Between 18:20 UTC and 20:30 UTC on Friday February 15th, less than one percent of calls to the Spreedly API resulted in 404 (record not found) error. These were Spreedly errors and any transactions that resulted in this error can be safely retried.
As part of scheduled maintenance work, we deployed a configuration change to our storage subsystem that inadvertently modified an unrelated aspect of the storage service. This introduced inconsistent operating modes between the various storage nodes which caused a small percentage of calls to indicate a missing record when, in fact, the record was present. Because this change only affected a small number of our total storage capacity, and due to the distributed nature of our storage architecture, a small subset of total calls were affected.

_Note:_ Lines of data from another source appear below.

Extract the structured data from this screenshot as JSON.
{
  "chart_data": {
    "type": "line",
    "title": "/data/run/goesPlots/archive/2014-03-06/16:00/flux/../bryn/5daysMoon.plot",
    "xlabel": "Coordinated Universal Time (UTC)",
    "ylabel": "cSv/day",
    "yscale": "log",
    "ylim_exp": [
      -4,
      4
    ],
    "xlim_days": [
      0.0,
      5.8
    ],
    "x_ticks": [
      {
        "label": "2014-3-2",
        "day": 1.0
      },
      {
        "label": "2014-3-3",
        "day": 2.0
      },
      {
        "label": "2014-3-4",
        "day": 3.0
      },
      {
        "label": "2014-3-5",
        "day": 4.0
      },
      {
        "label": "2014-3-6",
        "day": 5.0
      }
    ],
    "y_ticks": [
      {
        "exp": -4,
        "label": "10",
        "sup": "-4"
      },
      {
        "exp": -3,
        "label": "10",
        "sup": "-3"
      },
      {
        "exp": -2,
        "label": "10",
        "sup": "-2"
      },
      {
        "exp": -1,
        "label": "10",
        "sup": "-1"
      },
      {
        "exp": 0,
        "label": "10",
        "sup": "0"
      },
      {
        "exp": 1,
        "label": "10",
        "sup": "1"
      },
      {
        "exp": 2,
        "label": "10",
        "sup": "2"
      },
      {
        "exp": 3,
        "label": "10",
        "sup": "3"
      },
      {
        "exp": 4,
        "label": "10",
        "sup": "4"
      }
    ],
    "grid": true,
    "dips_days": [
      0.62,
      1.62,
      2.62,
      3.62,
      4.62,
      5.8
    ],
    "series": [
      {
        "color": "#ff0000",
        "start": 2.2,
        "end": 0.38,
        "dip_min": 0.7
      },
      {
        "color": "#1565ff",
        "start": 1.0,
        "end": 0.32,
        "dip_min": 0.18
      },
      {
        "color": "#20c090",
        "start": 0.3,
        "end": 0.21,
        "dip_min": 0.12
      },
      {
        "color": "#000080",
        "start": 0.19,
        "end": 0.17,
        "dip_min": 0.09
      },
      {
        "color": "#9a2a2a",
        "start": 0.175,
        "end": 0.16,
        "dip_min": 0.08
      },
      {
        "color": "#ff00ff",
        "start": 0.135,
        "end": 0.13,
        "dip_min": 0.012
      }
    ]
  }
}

As part of a long term migration path intended to increase our redundancy and scalability, Spreedly is currently operating across two distinct infrastructure environments – a self-managed colocated datacenter and a public cloud environment. Maintaining two separate environments stresses our systems and our processes, and increases the likelihood of disruptions such as this. We can do a better job managing this risk, though it will never be brought down to zero. We feel the long term benefits that our customers will experience from this migration will far outweigh the increased risk of disruption during the migration, but we also acknowledge there are steps we can take to improve the system stability during this time as well.
Going forward, we will be evaluating improvements to our processes and tooling to ensure parity between environments, and between version control and the deployed configuration.
We apologize for any disruption this incident may have caused. You rely on Spreedly to appropriately manage change and improvements against the high-uptime needs of a service like ours, and we can and should do better.